I've been listening to a lot of new music once again now that the annual slew of summer releases is making it's way onto the market. Since I've been gathering the new albums by bands that I've followed for a long time, it's made for a wide-range of musical stylings for the week. I've saved some of them for next week and threw in some other albums that been hanging around waiting for their day in court. All in all I think list represents a good selection of summer listening. As always, it also goes along with the current project I'm writing which takes place during the afterlife. Enjoy.
The Horrors - Skying: This is the London quintet's third album, each coming in two year intervals. The space between releases seems appropriate for the dramatic changes that have occurred from one to the next. Only two weeks ago, I re-reviewed the band's groundbreaking debut which really lived up to the band's name. The second album saw them mellowing and expanding. The same can be said for this album. This is a more swirling Britpop sound than the horror feel of the debut. If you played the two albums in a row, nobody would be able to tell it was the same band. However, both are pretty spectacular in their own genre. It's hard to pin down the sound of this, but it's more the child of late Stone Roses and early Ride mated with The Cure. It's has a wonderful open sound that is simply great to get lost in on a sunny afternoon.
Bonnie 'Prince' Billy - There Is No God: I've been a dedicated follower of Will Oldham (aka Bonnie) since the mid-90s days of his band Palace. He's easily among my twenty favorite songwriters of all time. But as with anyone who is so prolific, a new release is sometimes greeted with a sense of unease. I'm not sure why because more often than not, I'm rewarded. This new two song single plays as an interesting concept piece with the A-Side being an up-tempo song renouncing God in his typical Americana sound. The B-Side, "God is Love" is then a redemption song (and the better track), featuring Will's keen ability to write modern spiritual folk songs. A solid addition to his ever-growing catalog. (NOTE: cover edited due to nudity)
The Flaming Lips - Gummy Song Skull: Though only four songs, this is an extended EP from the pioneer nu-psychedelic indie rockers with all songs clocking in over 5 minutes. My relationship with this band was mixed for a long time, but after 2009's two stellar releases Embryonic and Dark Side of the Moon, I kind of fell in love with them all over again. Released in April, this EP continues the kind of claustrophobic soundscapes found on Embryonic but in a much more experimental style. It feels a bit like a work in progress, but that helps lend a bit of excitement to it. "Drug Chart" and "Walk With Me" are exceptional tracks. The other two I could live without.
pandoras.box - Monomeet: This is the second album from one of Germany's new crop of prog rock psychedelic bands. Their 2009 debut Barriers was on my best of list for the year. It had a spacey Echoes era Pink Floyd vibe. This album continues that tradition, but certainly makes more use of electronic elements. I've enjoyed it's spaciousness. It's certainly reminiscent of earlier Porcupine Tree records.
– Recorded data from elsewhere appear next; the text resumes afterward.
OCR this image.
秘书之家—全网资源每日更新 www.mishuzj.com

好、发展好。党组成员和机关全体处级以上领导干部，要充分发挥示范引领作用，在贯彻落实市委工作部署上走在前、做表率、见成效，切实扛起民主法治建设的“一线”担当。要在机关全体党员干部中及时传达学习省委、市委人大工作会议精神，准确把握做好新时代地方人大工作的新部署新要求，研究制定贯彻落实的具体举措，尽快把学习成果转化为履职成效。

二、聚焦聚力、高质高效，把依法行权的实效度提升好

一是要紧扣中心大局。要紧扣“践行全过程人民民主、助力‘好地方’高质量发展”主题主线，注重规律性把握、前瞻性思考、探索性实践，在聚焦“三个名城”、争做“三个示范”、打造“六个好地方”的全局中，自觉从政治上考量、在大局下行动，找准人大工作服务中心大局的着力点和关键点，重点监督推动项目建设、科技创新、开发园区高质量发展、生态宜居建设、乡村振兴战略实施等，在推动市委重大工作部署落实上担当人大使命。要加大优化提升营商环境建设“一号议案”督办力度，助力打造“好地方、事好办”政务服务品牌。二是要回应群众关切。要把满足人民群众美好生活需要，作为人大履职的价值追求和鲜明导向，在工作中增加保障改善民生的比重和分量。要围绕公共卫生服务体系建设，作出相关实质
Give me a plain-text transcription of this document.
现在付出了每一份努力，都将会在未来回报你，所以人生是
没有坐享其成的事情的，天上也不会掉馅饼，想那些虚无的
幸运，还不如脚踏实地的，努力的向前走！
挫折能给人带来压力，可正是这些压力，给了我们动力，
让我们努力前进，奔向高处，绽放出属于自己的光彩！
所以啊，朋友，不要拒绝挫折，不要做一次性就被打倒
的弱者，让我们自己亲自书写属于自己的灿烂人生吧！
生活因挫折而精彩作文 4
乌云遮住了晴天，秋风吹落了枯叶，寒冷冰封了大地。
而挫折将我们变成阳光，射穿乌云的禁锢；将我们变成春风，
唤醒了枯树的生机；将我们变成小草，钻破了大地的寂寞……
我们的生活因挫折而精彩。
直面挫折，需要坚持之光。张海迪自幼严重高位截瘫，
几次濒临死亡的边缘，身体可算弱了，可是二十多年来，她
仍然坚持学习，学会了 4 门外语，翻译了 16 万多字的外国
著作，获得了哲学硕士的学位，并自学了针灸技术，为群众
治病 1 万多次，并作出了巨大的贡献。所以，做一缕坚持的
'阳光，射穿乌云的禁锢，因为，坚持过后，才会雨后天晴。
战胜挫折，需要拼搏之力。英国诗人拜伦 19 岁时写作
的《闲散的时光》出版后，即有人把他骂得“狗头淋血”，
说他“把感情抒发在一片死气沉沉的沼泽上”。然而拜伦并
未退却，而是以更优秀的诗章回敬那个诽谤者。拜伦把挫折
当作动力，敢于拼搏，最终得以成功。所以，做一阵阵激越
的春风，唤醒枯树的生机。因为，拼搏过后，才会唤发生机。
Trouble Andrew - Dreams of a Troubled Man: The second album from snowboarder turned Mr. Santogold, turned incredible beat master. For over a year, I've been jamming to "Chase Money" the single from his first album and it never gets old to me. That album had been a nice surprise, but with this one I had expectations and it has surpassed them all. I was hoping a few good synth gems and ended up getting an entire album of consistent goodness. Certainly meant for club play, this is album full of great beats, but there's also depth to it. Any fan of updated '80s new wave is sure keep this on steady rotation. "Run Hide" is stellar.
William Elliott Whitmore - Field Songs: I first encountered this Iowa native on a compilation a few years ago and was struck by the old timey feel of his voice. I always meant to check out more of his work, but never did until this week when I listened to this, his new album. As the title states, this is a collection of roots field songs that hark back to Woody Guthrie. They are heartfelt and sincere and quite moving at times. It's very much a roots revival record, but it doesn't feel gimmicky at all. A solid offering.
Kanu - Transgress: I got this four song EP for Christmas back in 2004 and it felt like one of those albums that had always been in my head. Hailing from Switzerland, Kanu has a harder indie sound. The music is haunted by a dark shadow that reminds me of the great B-Sides from In Utero era Nirvana. Sadly as far as I can tell, this is only music they ever released. It's certainly worth checking out if you ever come across it though. I seem to pull it out at least once a year and always find it refreshing.
Brian Jonestown Massacre - Your Side of Our Story: This compilation was released in 2004 to accompany the release of the wonderful documentary DIG! It covers the band's creative peek years and includes some of their best material. But what's great about it is that it's mixed and arranged to feel like an album rather than a comp. Though I know all the material, I've still enjoyed listening to it all this week. Every time I listen to this band, I'm reminded of how amazing they really were through the '90s with their beautiful psychedelic California sound. A good place to start for newcomers to these dysfunctional geniuses. Listen to "It Girl" and you'll be hooked.